3. De aanvrage steunt op de stelling dat er sprake is van persoonsverwisseling, nu de aanvrager niet de persoon is geweest die de in het bovengenoemde vonnis bewezenverklaarde feiten heeft begaan.
4. Ter staving van deze stelling zijn bij de aanvrage onder meer de volgende stukken overgelegd:
- een in de Franse taal gestelde aangifte terzake identiteitsfraude d.d. 16 februari 1996, gedaan door aanvrager bij de politie te Bobigny (Frankrijk);
- een in de Franse taal opgestelde verklaring van [betrokkene], een neef van de aanvrager, waarin deze toegeeft de identiteitsfraude jegens aanvrager te hebben gepleegd;
- een afschrift van het valse c.q. vervalste internationale rijbewijs met de gegevens van aanvrager maar met - kennelijk - een foto van [betrokkene];
- een in de Franse taal gesteld proces-verbaal met de antecedenten van deze [betrokkene].

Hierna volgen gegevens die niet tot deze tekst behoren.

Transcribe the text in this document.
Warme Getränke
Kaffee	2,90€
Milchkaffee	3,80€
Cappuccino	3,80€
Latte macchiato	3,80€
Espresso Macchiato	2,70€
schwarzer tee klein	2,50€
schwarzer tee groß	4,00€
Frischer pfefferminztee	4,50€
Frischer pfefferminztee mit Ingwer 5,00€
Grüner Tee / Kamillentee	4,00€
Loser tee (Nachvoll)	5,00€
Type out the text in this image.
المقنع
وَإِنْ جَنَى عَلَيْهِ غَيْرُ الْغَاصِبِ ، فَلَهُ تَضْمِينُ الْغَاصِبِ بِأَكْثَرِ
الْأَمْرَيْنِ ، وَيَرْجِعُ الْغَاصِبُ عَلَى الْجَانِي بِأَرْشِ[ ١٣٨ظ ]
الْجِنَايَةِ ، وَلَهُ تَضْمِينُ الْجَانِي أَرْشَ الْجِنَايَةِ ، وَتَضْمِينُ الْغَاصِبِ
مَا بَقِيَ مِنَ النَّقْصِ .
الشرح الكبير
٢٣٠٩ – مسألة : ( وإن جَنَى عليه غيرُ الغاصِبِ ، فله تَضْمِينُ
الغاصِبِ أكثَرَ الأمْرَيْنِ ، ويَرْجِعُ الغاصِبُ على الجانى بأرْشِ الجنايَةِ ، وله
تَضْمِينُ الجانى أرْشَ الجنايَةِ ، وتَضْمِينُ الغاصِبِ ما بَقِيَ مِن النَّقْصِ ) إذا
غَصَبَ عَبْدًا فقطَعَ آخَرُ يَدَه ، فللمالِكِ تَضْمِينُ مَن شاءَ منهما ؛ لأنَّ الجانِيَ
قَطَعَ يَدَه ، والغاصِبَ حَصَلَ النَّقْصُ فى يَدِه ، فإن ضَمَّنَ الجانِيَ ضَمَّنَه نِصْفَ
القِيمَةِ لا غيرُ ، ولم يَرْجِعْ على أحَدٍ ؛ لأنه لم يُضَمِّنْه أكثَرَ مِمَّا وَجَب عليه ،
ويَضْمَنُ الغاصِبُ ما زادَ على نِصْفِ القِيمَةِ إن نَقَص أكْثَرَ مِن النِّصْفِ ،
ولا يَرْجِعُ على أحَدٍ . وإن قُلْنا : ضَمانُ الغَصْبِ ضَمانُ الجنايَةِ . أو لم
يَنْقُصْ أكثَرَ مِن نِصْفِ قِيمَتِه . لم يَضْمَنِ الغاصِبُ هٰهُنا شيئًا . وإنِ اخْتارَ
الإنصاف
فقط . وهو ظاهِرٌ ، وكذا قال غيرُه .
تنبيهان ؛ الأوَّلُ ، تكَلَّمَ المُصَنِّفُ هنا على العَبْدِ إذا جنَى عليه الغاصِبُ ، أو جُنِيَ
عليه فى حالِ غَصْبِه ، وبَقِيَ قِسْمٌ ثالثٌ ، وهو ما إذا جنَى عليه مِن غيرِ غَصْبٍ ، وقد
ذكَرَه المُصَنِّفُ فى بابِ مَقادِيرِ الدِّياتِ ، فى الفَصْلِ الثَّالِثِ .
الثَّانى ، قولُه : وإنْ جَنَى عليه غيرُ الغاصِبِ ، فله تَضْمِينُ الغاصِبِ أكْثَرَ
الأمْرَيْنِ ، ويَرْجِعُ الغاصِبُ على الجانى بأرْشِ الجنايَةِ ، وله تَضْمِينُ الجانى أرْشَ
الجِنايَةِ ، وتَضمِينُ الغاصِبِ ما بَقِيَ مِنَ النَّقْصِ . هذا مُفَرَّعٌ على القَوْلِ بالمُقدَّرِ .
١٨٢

5. Aan de hand van bovengenoemde stukken heeft de officier van justitie opdracht gegeven nader onderzoek te doen. Dit heeft geresulteerd in een proces-verbaal dactyloscopisch onderzoek van het KLPD, d.d. 24 mei 2007. De conclusie van het KLPD is dat de destijds in verband met de strafbare feiten afgenomen vingerafdrukken, d.d. 20 december 1995, niet overeenkomen met de op 23 mei 2007 door de aanvrager beschikbaar gestelde vingerafdrukken. De officier van justitie heeft naar aanleiding hiervan de onmiddellijke invrijheidsstelling van de aanvrager gelast.
6. Het voorgaande doet het ernstige vermoeden ontstaan dat de Politierechter bij bekendheid met deze omstandigheden de aanvrager zou hebben vrijgesproken.
7. Ik concludeer dat de Hoge Raad de aanvrage gegrond zal verklaren, voorzover nodig de opschorting of schorsing van de tenuitvoerlegging van het gewijsde zal bevelen en de zaak zal verwijzen naar het Gerechtshof te 's-Hertogenbosch opdat de zaak op de voet van art. 467 Sv opnieuw zal worden behandeld en afgedaan.